A report out today from Deutsche Bank lays out some of the shifts and names what it believes are the 11 most likely acquirers, calling those companies the Big 11. The bank’s Big 11 are: Apple, Cisco, Dell, EMC, Google, HP, IBM, Intel, Microsoft, Oracle and Qualcomm. They were selected because of their size, their cash balance and their willingness to make strategic acquisitions. The report talks about which companies each might acquire, but it also gives a wealth of data on the companies which comprise the Big 11 that any startup looking for a buyer on the software and infrastructure side might find worthwhile.
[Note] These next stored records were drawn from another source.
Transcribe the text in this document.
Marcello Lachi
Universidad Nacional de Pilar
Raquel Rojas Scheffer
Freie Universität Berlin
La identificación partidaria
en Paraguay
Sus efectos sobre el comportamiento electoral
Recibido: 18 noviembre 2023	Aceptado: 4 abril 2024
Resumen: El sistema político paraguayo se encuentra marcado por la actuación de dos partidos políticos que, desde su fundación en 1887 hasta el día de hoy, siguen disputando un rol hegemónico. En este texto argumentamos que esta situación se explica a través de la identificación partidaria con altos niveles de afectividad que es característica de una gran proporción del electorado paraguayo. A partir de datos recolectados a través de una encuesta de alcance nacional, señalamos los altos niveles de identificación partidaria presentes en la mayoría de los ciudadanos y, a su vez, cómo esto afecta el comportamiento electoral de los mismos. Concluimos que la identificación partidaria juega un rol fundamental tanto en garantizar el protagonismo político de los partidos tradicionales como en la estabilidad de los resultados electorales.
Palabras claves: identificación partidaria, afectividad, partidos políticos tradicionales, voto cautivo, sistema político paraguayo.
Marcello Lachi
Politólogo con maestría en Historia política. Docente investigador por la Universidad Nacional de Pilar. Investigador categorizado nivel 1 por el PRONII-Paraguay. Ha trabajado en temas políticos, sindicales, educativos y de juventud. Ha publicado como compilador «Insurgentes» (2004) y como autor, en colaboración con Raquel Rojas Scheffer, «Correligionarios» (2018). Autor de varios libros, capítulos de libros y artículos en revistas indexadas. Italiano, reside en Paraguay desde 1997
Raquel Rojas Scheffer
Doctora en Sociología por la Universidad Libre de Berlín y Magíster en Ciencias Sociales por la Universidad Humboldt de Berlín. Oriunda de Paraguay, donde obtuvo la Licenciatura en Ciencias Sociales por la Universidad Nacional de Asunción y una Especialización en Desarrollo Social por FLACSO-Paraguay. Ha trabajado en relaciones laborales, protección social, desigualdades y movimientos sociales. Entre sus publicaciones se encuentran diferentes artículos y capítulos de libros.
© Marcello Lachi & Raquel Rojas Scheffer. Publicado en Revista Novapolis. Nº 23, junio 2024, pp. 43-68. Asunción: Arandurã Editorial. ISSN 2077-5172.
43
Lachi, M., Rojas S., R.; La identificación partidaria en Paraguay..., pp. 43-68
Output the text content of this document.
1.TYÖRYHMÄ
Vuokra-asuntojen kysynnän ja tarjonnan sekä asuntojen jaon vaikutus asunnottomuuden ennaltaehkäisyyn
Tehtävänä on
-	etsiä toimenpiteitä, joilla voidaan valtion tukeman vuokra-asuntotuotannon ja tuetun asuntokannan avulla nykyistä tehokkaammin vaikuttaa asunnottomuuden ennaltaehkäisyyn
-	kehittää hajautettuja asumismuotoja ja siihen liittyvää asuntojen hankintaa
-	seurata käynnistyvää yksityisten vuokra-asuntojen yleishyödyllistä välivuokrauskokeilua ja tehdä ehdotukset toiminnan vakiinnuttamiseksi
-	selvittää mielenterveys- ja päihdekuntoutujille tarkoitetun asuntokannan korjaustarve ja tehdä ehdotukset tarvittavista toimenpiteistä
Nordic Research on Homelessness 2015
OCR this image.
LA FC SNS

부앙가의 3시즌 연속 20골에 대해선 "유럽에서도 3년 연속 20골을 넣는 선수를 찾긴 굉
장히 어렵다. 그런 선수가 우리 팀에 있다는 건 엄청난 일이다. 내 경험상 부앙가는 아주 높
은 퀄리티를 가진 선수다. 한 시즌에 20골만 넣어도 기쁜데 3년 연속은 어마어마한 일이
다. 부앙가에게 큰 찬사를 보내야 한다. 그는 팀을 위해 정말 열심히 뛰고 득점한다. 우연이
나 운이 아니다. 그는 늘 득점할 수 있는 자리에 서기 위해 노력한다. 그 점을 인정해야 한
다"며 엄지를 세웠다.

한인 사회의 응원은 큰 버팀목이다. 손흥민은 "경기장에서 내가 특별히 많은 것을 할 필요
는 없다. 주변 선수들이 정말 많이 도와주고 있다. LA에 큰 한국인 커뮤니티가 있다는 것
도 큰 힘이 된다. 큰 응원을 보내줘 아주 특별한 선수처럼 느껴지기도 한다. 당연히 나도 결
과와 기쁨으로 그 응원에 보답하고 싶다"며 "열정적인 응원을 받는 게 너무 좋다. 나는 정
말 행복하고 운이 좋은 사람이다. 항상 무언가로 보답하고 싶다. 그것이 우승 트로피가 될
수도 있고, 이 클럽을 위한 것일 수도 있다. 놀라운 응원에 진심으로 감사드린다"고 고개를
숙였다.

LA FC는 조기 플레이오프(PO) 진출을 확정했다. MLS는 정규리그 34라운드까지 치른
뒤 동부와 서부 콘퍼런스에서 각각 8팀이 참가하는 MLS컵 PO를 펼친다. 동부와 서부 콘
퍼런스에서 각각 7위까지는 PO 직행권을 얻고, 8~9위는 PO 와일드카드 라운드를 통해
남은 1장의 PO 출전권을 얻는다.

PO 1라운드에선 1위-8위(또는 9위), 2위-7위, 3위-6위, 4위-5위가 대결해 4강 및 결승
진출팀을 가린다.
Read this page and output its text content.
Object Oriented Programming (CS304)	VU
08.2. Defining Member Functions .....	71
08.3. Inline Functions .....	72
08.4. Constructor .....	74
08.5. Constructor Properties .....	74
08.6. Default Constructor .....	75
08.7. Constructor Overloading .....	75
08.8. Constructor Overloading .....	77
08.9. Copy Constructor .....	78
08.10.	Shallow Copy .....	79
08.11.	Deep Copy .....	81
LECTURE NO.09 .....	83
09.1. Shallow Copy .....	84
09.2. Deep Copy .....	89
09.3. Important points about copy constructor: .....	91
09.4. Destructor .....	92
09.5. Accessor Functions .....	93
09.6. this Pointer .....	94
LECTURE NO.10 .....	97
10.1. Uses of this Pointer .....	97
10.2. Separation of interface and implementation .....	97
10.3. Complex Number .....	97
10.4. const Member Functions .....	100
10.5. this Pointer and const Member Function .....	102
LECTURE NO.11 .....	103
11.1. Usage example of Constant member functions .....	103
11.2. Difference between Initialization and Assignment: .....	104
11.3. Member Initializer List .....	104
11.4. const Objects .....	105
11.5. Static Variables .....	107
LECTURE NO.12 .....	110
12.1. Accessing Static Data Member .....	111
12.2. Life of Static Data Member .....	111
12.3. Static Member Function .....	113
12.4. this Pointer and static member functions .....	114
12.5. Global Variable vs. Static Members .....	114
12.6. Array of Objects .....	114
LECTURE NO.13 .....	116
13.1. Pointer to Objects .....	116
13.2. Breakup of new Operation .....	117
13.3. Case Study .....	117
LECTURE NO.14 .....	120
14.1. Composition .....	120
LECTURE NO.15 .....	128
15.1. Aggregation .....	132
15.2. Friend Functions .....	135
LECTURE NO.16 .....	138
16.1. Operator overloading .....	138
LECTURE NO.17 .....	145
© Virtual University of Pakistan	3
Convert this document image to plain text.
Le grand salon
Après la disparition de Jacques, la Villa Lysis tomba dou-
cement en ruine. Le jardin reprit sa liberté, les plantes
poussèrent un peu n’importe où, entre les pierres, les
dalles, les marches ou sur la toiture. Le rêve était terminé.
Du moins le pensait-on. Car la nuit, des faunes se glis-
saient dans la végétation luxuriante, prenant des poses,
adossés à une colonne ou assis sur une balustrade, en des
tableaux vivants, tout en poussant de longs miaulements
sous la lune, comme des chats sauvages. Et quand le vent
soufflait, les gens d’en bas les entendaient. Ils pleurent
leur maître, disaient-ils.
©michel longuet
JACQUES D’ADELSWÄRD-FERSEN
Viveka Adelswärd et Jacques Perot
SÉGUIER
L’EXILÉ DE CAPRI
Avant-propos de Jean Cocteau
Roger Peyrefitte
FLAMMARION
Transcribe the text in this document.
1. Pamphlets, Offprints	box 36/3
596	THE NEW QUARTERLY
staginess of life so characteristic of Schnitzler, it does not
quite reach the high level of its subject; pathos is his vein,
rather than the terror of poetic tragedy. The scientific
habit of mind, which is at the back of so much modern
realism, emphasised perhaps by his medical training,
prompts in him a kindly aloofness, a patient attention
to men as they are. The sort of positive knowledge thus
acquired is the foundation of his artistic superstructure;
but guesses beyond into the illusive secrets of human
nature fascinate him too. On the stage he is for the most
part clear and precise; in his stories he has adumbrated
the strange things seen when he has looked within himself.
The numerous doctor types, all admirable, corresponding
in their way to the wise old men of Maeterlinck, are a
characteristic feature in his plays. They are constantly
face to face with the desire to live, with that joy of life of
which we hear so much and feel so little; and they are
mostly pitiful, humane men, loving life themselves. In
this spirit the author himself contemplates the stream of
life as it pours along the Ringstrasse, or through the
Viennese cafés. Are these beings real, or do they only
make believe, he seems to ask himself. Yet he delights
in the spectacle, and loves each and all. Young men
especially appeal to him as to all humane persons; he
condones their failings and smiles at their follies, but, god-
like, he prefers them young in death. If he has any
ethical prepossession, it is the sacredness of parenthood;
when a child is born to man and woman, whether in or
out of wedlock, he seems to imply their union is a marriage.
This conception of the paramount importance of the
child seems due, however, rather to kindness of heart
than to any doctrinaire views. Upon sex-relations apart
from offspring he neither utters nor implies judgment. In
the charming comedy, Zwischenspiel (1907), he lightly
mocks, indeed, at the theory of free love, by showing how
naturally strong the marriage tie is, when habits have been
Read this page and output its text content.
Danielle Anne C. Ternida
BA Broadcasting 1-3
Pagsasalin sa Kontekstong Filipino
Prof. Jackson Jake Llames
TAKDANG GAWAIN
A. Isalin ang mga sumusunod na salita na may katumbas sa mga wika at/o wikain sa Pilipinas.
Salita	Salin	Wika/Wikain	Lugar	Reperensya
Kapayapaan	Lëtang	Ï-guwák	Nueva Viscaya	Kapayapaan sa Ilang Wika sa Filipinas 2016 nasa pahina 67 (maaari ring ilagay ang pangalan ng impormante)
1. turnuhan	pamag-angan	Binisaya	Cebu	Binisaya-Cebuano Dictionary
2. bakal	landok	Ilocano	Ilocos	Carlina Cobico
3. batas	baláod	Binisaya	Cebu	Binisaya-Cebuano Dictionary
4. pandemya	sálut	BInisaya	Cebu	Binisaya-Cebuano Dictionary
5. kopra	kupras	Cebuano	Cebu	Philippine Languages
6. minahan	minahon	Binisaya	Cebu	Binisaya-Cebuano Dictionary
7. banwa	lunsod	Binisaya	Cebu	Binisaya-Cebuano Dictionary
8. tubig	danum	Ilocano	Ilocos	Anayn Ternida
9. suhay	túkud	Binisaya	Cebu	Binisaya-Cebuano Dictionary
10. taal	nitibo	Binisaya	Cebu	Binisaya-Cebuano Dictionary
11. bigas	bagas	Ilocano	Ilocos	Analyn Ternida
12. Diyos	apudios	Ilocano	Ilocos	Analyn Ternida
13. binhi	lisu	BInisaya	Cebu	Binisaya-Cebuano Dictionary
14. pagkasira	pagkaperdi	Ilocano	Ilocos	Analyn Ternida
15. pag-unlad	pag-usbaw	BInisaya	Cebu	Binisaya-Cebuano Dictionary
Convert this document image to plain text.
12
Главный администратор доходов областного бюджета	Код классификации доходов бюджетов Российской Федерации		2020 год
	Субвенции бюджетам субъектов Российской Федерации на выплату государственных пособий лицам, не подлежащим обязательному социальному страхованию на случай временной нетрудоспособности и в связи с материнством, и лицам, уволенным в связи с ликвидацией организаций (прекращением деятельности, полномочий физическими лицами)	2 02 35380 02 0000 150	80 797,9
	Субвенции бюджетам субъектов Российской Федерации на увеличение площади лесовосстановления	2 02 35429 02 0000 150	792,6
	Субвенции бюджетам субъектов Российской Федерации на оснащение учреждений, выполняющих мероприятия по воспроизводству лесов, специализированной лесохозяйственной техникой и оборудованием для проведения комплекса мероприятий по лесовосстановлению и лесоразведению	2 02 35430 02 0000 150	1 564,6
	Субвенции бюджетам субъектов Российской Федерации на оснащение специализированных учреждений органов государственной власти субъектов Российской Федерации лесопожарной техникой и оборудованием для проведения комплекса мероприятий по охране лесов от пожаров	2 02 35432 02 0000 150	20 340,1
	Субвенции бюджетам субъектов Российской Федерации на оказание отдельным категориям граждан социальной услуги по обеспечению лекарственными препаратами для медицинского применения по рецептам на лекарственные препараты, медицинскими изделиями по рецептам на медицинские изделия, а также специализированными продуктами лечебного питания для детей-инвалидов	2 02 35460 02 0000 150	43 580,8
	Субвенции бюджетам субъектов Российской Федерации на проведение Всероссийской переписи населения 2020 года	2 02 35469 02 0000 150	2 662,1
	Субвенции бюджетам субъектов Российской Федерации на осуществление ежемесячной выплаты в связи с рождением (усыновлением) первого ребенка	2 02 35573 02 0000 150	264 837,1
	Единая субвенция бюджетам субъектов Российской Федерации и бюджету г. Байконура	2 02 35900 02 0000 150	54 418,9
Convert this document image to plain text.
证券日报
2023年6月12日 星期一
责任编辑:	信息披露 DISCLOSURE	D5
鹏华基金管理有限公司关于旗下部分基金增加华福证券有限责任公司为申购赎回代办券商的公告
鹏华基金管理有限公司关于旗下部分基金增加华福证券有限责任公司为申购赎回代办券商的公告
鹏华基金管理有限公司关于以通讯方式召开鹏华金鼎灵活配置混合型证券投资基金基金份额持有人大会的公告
In addition to the information on buyers, the report goes on to explain why many deals today are valued at multiples that are so much higher than the potential revenue of the company (HP’s buy of 3PAR is a prime example of this trend):

On the other hand, the multiples paid for these companies go counter to typical expectations for valuations. All of these deals were priced at considerable premiums to forward estimates. The implication is that the larger companies believed that there were strategic benefits far in excess of the smaller companies’ near-term prospects. A common criticism of acquisitions holds that management teams of large companies try to buy revenue and earnings to offset far lower growth rates in their core businesses. This does not appear to be the case with these deals. We see this as confirming our thesis that large companies are looking to buy technology and product synergies. In all of these deals, we see larger companies either significantly building up weak product lines or looking for the ability to bundle new features into existing equipment.

Some of the 50 targets mentioned are:

  • Salesforce.com (s crm )
  • VMware
  • Adobe
  • Citrix
  • Research In Motion
  • Riverbed Technology
  • SAP
  • Atheros
  • Skyworks
  • f5 (sffiv)
  • Juniper

Each are on the list of potential candidates for different reasons associated with improving the quality and speed of delivering web-based applications and services from a cloud-based infrastructure to a multitude of devices. However, there are plenty of startups and private companies that are pioneering new technologies in these areas which are also fair game. The report doesn’t go into the content side of the business where companies like Google, Facebook, Apple, Disney, etc. are fighting for features and services to expand their reach and platforms.

Since we’re living through an enormous period of potential disruption thanks to technology, the giants in the industry find themselves playing a game of musical chairs as they seek the best seat at the table for the future. Startups and larger public companies that will help those giants fill out their offerings before the music stops are under the microscope and perhaps at the top of their valuations.”